The Uyghur Tribunal is doing vital work. The UK government’s response to the Uyghur genocide woefully inadequate.

I asked the Minister why government isn’t publicly supporting the Tribunal:

Stephen Kinnock: I have lost count of the number of times that I have stood at this Dispatch Box and urged the Government to take stronger and more robust action against the atrocities of the Chinese state as it relentlessly persecutes the Uyghur people. I have also lost count of the number of times that the Government’s response has been woefully inadequate. From the blocking of the genocide amendment, to the failure to sanction Chen Quanguo, to last week’s rejection of many of the recommendations in the BEIS Select Committee’s report on forced labour, the reality is that the Government’s response to the genocide that is taking place in Xinjiang has fallen miserably short of befitting any credible definition of global Britain, so far amounting only to sanctions on a few lower-level Chinese officials.

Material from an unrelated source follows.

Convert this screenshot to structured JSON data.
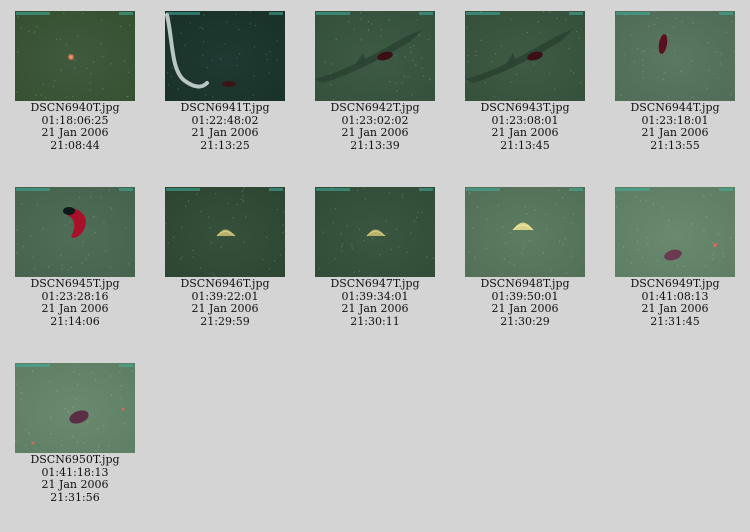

Five days ago in Xinjiang, we had the chilling spectacle of relatives and friends of witnesses who have so bravely testified to the Uyghur tribunal being paraded in front of Chinese TV cameras, clearly under duress, and made to discredit the evidence that their family members had presented. Having attended the tribunal myself, I can tell the House that the evidence is truly harrowing. I therefore ask the Minister: what assessment have the Government made of the credibility of the evidence presented to the tribunal? Will the Government be testifying at the tribunal and will the Minister himself be attending the tribunal? When will we see the changes to the Modern Slavery Act promised by the Foreign Secretary in his statement to the House on 12 January? How is, in the Foreign Secretary’s word, the “urgent” export control review progressing, which also began on 12 January? Do the Government support the opening of an ICC investigation into the international crimes of the Chinese officials who are orchestrating these abuses? Why are the Government not doing more in the UN to get independent human rights observers into Xinjiang? What steps are the Government taking to protect Uyghurs living in the UK from harassment and intimidation by the Chinese authorities?

The witnesses who have testified at the tribunal have shown huge courage and leadership. Let us hope that the Government will at some point start to follow in their footsteps.

Nigel Adams: I can tell the hon. Gentleman that I disagree on a large part of his thesis that this Government have taken no action. This Government led the first two statements on Xinjiang at the UN. We have used our diplomatic network to raise the issue up the international agenda. We will continue to work with our partners across the world to build an international caucus of those willing to speak out against these human rights violations, and we have seen that caucus raised from 23 countries to 39. We will increase the pressure on China to change its behaviour.

We have backed up our international action with robust domestic measures: on 22 March, under the UK’s global human rights sanctions regime, we imposed asset freezes and travel bans on four senior Chinese Government officials and an asset freeze on one entity. On 12 January, the Foreign Secretary announced measures to help to ensure that businesses are not complicit in violations or abuses in Xinjiang. Of course, we are continuously keeping our sanctions regime under review.

The hon. Gentleman mentioned the intimidation of the Uyghur diaspora. We are absolutely aware of this. We are very concerned about members of the Uyghur diaspora, including in the UK, being harassed by the Chinese authorities. This is an effort to intimidate them into silence, force them to return to China or co-opt them into providing information on other Uyghurs. This activity is unacceptable. We have raised our concerns directly with the Chinese embassy in London.

In my answer to my right hon. Friend the Member for Chingford and Woodford Green (Sir Iain Duncan Smith), I mentioned that we are not in a position to provide evidence, testimony or official support to the tribunal, but we have engaged: I have engaged personally with Sir Geoffrey Nice on this measure, and I understand that my noble Friend the Minister for human rights in the other place has spoken with him on no fewer than four occasions. We are following the tribunal’s work closely, and clearly we will be studying any resulting report.